Sunday, February 14, 2010
being “literary”
David Mikics’ new A New Handbook of Literary Terms doesn’t have an entry for ‘literary’ or ‘literature,’ so the entire “territory” (p. vii) is The Literary.
I trust a man who, on the one hand, claims to have consulted extensively with Harold Bloom (and many others) for the development of his “expansive and opinionated” pointillism; and, on the other hand, whose most recent earlier book is Who Was Jacques Derrida? Also, Mikics wrote The Romance of Individualism in Emerson and Nietzsche. Nietzsche read Emerson extensively!
Friday, February 12, 2010
fielding resonant feeling
I may seem foolish by seeking a resonant sense of living relationship with textuality—ambivalence of reading, a marrying of genres, fiction and realism mirroring each other. I want characterization that provides a site for fielding narratology, for gardening inwordness, down the road. If I have to seem foolish in the process, so be it.
Monday, February 8, 2010
ethical art, artful living: discursive homemaking
Thursday, 4.8.10
The February posting at life world with the title above—thus the February date here belonging to it there—is more philosophical than literary, so it stays there, and I link to it from here. But it belongs here as appropriately as there.

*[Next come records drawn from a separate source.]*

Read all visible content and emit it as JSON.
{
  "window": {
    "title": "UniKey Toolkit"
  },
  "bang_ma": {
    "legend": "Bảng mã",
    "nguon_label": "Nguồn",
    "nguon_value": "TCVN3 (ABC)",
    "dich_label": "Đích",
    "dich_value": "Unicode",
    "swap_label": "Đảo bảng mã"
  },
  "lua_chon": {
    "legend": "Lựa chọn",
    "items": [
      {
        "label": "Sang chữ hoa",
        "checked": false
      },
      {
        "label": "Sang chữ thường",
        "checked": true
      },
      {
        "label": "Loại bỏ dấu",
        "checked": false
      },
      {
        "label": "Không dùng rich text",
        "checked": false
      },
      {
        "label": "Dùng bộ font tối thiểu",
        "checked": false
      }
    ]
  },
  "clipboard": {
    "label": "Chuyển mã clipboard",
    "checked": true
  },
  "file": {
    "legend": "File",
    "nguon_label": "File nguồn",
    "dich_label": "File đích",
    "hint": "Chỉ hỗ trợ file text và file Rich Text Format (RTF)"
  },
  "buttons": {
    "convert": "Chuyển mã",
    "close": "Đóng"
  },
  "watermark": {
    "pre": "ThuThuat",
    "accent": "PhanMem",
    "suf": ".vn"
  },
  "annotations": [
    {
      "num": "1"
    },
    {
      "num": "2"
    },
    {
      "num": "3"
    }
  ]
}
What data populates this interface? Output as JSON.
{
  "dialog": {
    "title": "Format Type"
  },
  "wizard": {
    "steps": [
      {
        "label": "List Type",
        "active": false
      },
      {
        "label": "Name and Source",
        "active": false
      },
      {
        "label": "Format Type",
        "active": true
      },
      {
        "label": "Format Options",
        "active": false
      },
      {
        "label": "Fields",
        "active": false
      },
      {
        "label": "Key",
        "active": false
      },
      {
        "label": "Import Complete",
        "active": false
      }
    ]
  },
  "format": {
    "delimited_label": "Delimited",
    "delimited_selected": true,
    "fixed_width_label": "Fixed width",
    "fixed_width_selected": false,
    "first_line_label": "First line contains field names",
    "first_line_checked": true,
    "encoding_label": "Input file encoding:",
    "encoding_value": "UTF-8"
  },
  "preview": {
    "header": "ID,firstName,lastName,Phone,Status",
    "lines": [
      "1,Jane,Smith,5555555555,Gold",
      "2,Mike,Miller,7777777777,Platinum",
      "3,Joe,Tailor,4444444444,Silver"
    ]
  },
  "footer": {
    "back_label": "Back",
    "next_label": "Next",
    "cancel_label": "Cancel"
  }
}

The “here” and the “there” of a literary philosophical venture transposed into conceptual prospecting is emblemized by the two blogs, literairy living and life world, implying each other, like an intimate inquiry—just you and I here.
Sunday, February 7, 2010
prologue for a marriage
So, dear Rainer, apart from odd devotions (too often spawning neologisms, perhaps), I’m an advocate for literary value, inasmuch as I can appreciate that so far. A lot I’ve done here and there might be understood best relative to that engagement, my hope for something from literary engagement that I’m learning to find.
dear Rainer
Decades ago, in my bohemian Berkeley days (at 22, steeped in Henry Miller, Merleau-Ponty—and you), I had a terrible crush on a local poet, Anita Barrows, who read in Cody’s, hung out in cafés, spaced out with her notebook.
Yesterday, I saw a flyer in a window about her and another woman who have published an anthology of selections from your “luminous poetry, piercing prose, and intimate letters,” for each day, A Year with Rilke—365 readings—which they’re performing now, accompanied by “maverick cello” played by a man named Mr. Darling (suitable companionship for nomadic flute, I thought). $20 for the joy, at Grace Church in Berkeley.